Great Ideas from Virginia to Make Voting Easy

Updated: Feb 20, 2020

Virginia is leading the way to get fair voting practices in place in their state. This is a great summary of the actions and the impact of the changes.


Democrats in Virginia, who won control of state government last year for the first time in a quarter century, have now used their new majorities to advance a slew of bills to expand voting access and reform how elections work. Below, we'll detail each of these reforms, which include:

Same-day voter registration;Automatic voter registration;No-excuse absentee voting and prepaid postage on mail ballots;Protections for minority voting rights modeled after the Voting Rights Act;Redistricting reform;Loosening the state's voter ID requirement;Joining the National Popular Vote Interstate Compact;An Election Day holiday;Extending polling hours on Election Day;Letting localities adopt instant-runoff voting for local elections; andRequiring hand-filled paper ballots or machines that print paper ballots.

One major focus of Virginia Democrats' reforms has been making it easier to vote, and to that end, the changes to registration would be among the most consequential. The state House passed a bill that would let voters register on the same day they cast a ballot, including on Election Day, starting in 2022. Democrats in both chambers also passed bills to automatically register voters who conduct business with the state Department of Motor Vehicles, unless they opt out.

Additionally, Democrats in the House and Senate passed bills to remove the excuse requirement to vote an absentee ballot either by mail or in-person, which could make it much easier to vote before Election Day since Virginia still does not offer early voting.

Relatedly, House Democrats passed a bill that would have the state prepay the cost of postage on mail ballots, which would make voting even more convenient by saving voters a trip to the post office. Lastly on the absentee ballot front, the state House unanimously passed a bill requiring officials to count absentee ballots that arrive up until noon three days after Election Day so long as they are postmarked by Election Day.

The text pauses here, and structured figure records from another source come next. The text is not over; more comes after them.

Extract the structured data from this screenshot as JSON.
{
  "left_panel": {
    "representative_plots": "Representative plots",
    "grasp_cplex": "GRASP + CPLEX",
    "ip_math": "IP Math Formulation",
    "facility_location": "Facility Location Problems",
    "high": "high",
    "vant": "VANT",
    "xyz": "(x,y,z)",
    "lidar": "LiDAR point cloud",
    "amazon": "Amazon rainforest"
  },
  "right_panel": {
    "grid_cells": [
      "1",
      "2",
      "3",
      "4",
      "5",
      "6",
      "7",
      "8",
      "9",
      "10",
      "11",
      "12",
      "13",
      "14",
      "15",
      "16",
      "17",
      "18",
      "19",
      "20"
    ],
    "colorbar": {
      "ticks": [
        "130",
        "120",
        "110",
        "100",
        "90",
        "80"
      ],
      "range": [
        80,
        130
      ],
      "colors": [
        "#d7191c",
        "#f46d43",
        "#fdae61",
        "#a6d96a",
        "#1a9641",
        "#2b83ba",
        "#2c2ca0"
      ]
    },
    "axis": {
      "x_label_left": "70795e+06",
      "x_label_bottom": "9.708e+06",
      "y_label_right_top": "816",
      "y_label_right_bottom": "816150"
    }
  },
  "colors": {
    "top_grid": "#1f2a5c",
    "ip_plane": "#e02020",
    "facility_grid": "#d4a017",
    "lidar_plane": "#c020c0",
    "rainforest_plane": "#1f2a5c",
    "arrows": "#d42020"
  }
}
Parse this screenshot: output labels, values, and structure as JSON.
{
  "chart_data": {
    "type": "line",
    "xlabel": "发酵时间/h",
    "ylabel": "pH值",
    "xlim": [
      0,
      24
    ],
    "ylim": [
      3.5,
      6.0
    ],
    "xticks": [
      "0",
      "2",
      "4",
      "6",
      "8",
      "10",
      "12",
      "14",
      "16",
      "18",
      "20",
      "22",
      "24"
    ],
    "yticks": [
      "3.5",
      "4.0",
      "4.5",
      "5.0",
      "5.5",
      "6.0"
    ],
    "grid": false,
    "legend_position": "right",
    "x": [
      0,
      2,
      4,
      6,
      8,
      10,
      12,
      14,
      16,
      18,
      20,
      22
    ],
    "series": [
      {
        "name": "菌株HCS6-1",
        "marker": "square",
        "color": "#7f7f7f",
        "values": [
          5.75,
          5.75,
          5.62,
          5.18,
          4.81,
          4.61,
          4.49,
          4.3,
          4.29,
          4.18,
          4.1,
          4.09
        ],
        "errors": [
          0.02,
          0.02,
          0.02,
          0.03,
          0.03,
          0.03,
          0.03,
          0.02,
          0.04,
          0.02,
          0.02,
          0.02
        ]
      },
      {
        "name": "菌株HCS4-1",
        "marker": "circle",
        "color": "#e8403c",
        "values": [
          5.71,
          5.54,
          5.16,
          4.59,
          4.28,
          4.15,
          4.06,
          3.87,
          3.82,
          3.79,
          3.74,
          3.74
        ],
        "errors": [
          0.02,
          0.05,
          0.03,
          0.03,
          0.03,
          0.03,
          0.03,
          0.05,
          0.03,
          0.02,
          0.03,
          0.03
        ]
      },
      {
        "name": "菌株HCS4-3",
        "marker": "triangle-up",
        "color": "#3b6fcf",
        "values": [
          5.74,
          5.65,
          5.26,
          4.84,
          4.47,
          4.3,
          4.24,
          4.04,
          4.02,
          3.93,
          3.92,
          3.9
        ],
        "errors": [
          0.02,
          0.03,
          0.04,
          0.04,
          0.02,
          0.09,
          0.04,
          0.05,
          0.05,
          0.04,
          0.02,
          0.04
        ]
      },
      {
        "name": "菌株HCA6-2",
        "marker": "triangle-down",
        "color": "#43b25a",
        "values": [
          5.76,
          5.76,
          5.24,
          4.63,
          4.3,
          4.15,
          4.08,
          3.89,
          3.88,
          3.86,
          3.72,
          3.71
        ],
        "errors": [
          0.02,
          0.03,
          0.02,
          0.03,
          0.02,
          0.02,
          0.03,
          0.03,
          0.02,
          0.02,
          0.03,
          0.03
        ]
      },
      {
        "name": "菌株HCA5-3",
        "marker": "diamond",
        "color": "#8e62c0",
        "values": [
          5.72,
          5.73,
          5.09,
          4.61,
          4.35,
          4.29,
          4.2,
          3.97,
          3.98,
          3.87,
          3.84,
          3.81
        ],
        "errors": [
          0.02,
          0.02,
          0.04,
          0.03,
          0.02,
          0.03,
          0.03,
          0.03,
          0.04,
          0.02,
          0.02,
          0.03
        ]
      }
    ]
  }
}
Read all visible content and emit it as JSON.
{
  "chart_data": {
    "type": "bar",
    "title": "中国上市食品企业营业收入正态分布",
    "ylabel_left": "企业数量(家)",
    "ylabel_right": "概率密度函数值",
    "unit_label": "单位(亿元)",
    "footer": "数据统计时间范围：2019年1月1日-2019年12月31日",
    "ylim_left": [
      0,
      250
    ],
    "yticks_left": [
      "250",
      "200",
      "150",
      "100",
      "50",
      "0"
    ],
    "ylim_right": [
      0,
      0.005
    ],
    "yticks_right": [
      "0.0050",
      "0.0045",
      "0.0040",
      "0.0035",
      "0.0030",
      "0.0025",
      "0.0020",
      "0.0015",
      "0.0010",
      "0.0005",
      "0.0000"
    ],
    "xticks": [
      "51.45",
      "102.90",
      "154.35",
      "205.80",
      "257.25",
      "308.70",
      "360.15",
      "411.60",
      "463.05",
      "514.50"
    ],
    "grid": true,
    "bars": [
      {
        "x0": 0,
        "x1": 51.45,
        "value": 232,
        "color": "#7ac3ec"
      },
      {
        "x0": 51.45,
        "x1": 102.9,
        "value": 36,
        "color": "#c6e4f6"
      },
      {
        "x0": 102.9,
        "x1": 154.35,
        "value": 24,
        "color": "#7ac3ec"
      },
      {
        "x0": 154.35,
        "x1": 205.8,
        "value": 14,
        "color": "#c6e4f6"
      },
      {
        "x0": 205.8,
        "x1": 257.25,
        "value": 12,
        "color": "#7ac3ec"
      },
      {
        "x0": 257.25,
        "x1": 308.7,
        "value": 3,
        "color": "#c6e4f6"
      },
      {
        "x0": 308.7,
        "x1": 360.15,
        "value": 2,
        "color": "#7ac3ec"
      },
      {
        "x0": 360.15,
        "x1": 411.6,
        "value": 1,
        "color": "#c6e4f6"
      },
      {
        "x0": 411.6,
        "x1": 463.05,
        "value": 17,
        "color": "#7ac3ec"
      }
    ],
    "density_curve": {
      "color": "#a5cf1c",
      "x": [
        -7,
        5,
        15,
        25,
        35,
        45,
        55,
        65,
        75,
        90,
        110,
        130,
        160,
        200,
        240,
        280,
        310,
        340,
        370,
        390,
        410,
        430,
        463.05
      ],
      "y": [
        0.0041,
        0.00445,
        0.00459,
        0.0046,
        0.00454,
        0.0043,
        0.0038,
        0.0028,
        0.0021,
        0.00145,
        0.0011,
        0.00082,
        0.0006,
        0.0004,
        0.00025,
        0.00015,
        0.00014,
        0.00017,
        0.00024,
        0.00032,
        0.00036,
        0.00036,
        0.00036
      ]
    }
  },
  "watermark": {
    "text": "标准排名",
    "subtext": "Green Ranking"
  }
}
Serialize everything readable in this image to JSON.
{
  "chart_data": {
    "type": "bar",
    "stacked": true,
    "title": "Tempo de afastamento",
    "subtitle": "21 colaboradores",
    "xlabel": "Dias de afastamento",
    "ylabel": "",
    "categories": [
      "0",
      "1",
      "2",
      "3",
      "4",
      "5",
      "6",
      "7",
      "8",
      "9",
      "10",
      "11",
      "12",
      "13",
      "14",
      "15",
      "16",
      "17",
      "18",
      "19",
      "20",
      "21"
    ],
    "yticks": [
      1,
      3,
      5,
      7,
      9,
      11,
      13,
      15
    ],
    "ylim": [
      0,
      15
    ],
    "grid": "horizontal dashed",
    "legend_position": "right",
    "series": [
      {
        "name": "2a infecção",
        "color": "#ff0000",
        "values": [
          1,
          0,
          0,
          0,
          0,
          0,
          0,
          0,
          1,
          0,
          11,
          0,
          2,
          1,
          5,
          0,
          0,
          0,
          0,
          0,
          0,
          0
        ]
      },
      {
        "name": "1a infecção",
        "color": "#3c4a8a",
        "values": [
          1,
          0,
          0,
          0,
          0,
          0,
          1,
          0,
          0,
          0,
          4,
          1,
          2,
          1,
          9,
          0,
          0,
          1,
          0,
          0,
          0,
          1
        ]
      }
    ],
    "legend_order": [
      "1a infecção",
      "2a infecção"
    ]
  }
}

For those voting on Election Day itself, the state House passed a bill to extend the state's poll closing time from 7 PM local time to 8 PM. Democrats also passed bills in both chambers to replace a holiday honoring Confederate generals with one making Election Day a state holiday. While this Election Day holiday is intended to increase voting access, it could have the unintended consequence of making voting harder for certain groups or creating economic burdens unrelated to voting.

House Democrats and a few Republicans also passed a bill to create a state-level equivalent of the Voting Rights Act. The legislation would impose a requirement that all localities in the state "preclear" any proposed changes to election rules or procedures with either the state attorney general (currently Democrat Mark Herring) or with the state Court of Appeals to ensure that they do not discriminate against any racial, ethnic, or language minority. Before it was gutted in an infamous 2013 Supreme Court ruling, the federal Voting Rights Act imposed preclearance requirements on a swath of states and localities with a history of discriminatory voting laws, including Virginia.

Democrats also turned their attention to rolling back voting restrictions that Republicans had enacted over the last last decade by replacing the GOP's requirement that voters present a photo ID to vote. Instead, both chambers passed bills to allow non-photo IDs, such as a bank statement or utility bill, and if voters lack such an ID, they can sign a sworn statement attesting to their identity under penalty of felony. House Democrats also passed another measure allowing certain out-of-state college IDs to count for the voter ID requirement so long as they contain a photo. All in-state IDs would be valid.